Pada bulan Maret 2024, Indonesia mengalami lonjakan signifikan dalam impor beras, mencapai 567,22 ribu ton dengan nilai sebesar US$ 371,60 juta. Kenaikan ini mencapai 921,51% dibandingkan dengan volume impor pada Maret 2023 dan 29,29% lebih tinggi dibandingkan Februari 2024.
Plt Kepala BPS, Amalia Adininggar Widyasanti, dalam konferensi pers di Kantor Pusat BPS, Jakarta, Senin (22/4/2024), menyatakan bahwa mayoritas impor beras berasal dari Vietnam, Thailand, dan Myanmar. Vietnam menjadi penyumbang terbesar dengan 286,26 ribu ton, diikuti oleh Thailand dengan 142,65 ribu ton, Myanmar dengan 76,61 ribu ton, Pakistan sebanyak 61,57 ribu ton, dan India dengan 100 ton.
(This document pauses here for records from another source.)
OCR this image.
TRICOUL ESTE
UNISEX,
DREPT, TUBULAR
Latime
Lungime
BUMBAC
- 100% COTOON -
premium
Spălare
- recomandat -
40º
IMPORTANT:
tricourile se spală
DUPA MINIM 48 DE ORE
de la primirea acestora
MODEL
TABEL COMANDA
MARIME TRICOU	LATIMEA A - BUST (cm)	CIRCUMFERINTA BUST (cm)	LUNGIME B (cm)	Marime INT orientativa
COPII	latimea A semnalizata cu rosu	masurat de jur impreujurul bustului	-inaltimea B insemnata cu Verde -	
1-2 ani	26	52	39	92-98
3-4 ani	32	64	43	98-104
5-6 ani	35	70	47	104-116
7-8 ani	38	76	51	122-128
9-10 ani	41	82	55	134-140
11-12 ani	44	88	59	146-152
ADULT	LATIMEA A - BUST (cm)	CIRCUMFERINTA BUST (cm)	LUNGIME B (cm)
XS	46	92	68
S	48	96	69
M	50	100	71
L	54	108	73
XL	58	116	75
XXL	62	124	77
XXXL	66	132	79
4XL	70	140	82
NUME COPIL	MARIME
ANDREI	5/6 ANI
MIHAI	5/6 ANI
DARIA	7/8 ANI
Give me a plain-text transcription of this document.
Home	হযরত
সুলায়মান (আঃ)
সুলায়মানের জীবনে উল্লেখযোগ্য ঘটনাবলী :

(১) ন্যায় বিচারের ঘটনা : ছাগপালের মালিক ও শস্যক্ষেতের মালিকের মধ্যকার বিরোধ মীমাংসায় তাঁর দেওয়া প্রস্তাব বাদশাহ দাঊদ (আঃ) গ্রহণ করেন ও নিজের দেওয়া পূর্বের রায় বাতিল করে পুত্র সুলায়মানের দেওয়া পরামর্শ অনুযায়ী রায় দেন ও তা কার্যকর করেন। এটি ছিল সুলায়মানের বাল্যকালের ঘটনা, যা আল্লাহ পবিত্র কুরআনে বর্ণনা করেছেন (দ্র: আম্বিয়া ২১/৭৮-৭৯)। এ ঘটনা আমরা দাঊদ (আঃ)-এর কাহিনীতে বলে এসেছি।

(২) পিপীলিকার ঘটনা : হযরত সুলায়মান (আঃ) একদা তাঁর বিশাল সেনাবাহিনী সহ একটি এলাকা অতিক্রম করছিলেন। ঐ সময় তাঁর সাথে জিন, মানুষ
Amalia menjelaskan bahwa lonjakan impor beras ini berkaitan erat dengan upaya pemerintah untuk menjaga stabilitas harga beras menjelang Ramadan. Pemerintah telah menugaskan Bulog untuk mengimpor 3,6 juta ton beras hingga akhir tahun 2024 guna mengisi stok Cadangan Beras Pemerintah (CBP).
Bulog telah aktif melakukan intervensi harga melalui berbagai program seperti Stabilisasi Harga dan Pasokan Pangan (SPHP), Gerakan Pangan Murah (GPM), serta penyaluran bantuan beras 10 kg kepada sekitar 22 juta keluarga penerima manfaat (KPM). Tujuan dari bantuan tersebut adalah untuk melindungi masyarakat berpendapatan rendah dari dampak lonjakan harga beras yang terjadi.
Namun, Sonya Mamoriska, Direktur Transformasi dan Hubungan Kelembagaan Bulog, menekankan bahwa Indonesia harus berhati-hati dalam melakukan impor beras mengingat harga di pasar dunia yang cukup tinggi. Dalam sebuah Dialog Publik di Jakarta pada Rabu (27/3/2024), Sonya menyatakan bahwa Indonesia kini menjadi importir beras terbesar di dunia, sehingga harus mempertimbangkan dengan cermat setiap keputusan impor untuk menjaga stabilitas harga beras di dalam negeri.